Gerard Curtis Delano was born in Marion, Massachusetts, the descendant of a 1621 Pilgrim. He began studying art in New Bedford, Massachusetts and went on to become the pupil of George Bridgman at the Art Students League in New York and of Dean Cornwell, Harvey Dunn and N.C. Wyeth at the Grand Central School of Art. Following his education he became a successful commercial artist and illustrator working mostly in New York City until WWI.
He first visited the West in 1919, working as a hand on a Colorado ranch. At the age of thirty he homesteaded at Cataract Creek in Colorado, building his own dirt-roof studio. He devoted much of his time to painting and commuted to New York for commercial art assignments. In 1933 during the Great Depression, he sold everything and moved west permanently. Four years later he sold Western Story Magazine a series of illustrated articles on the development of the West.

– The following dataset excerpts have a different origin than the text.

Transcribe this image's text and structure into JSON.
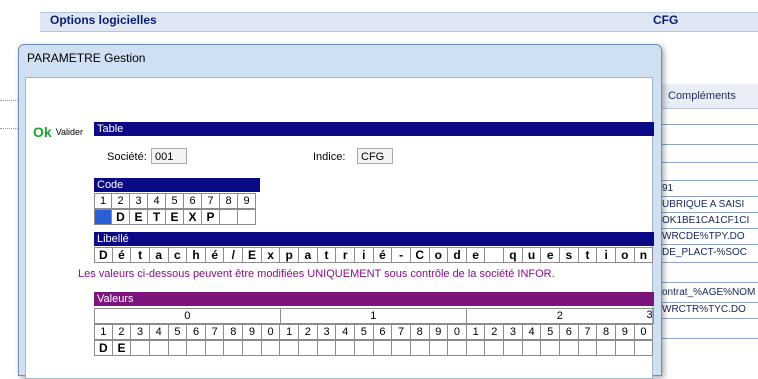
{
  "background": {
    "title": "Options logicielles",
    "code": "CFG",
    "tab_label": "Compléments",
    "right_items": [
      "91",
      "UBRIQUE A SAISI",
      "OK1BE1CA1CF1CI",
      "WRCDE%TPY.DO",
      "DE_PLACT-%SOC",
      "ontrat_%AGE%NOM",
      "WRCTR%TYC.DO"
    ]
  },
  "dialog": {
    "title": "PARAMETRE Gestion",
    "ok_icon": "Ok",
    "ok_label": "Valider",
    "table_band": "Table",
    "societe_label": "Société:",
    "societe_value": "001",
    "indice_label": "Indice:",
    "indice_value": "CFG",
    "code_band": "Code",
    "code_digits": [
      "1",
      "2",
      "3",
      "4",
      "5",
      "6",
      "7",
      "8",
      "9"
    ],
    "code_chars": [
      "",
      "D",
      "E",
      "T",
      "E",
      "X",
      "P",
      "",
      ""
    ],
    "libelle_band": "Libellé",
    "libelle_chars": [
      "D",
      "é",
      "t",
      "a",
      "c",
      "h",
      "é",
      "/",
      "E",
      "x",
      "p",
      "a",
      "t",
      "r",
      "i",
      "é",
      "-",
      "C",
      "o",
      "d",
      "e",
      "",
      "q",
      "u",
      "e",
      "s",
      "t",
      "i",
      "o",
      "n"
    ],
    "notice": "Les valeurs ci-dessous peuvent être modifiées UNIQUEMENT sous contrôle de la société INFOR.",
    "valeurs_band": "Valeurs",
    "tens": [
      "0",
      "1",
      "2",
      "3"
    ],
    "valeurs_digits": [
      "1",
      "2",
      "3",
      "4",
      "5",
      "6",
      "7",
      "8",
      "9",
      "0",
      "1",
      "2",
      "3",
      "4",
      "5",
      "6",
      "7",
      "8",
      "9",
      "0",
      "1",
      "2",
      "3",
      "4",
      "5",
      "6",
      "7",
      "8",
      "9",
      "0"
    ],
    "valeurs_chars": [
      "D",
      "E"
    ]
  },
  "colors": {
    "band": "#0a0a86",
    "valeurs_band": "#7d137d",
    "notice": "#8b0e8b",
    "ok": "#1fa12e"
  }
}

After 1940, Delano was able to finally spend all of his time painting. In 1943 he visited the Navajo Reservation. "Arizona's picturesque settings provide to my mind the greatest possible opportunity for pictorial beauty. The people are themselves naturally artistic. I feel a great sympathy for them. They have survived a life of hardship, yet have done so with heads held proudly high." He fell so in love with the Navajo and their culture that he painted them almost exclusively for the remainder of his days.
His art is exceptional due, in part, to the strong sense of design, the color, and the simplicity of composition.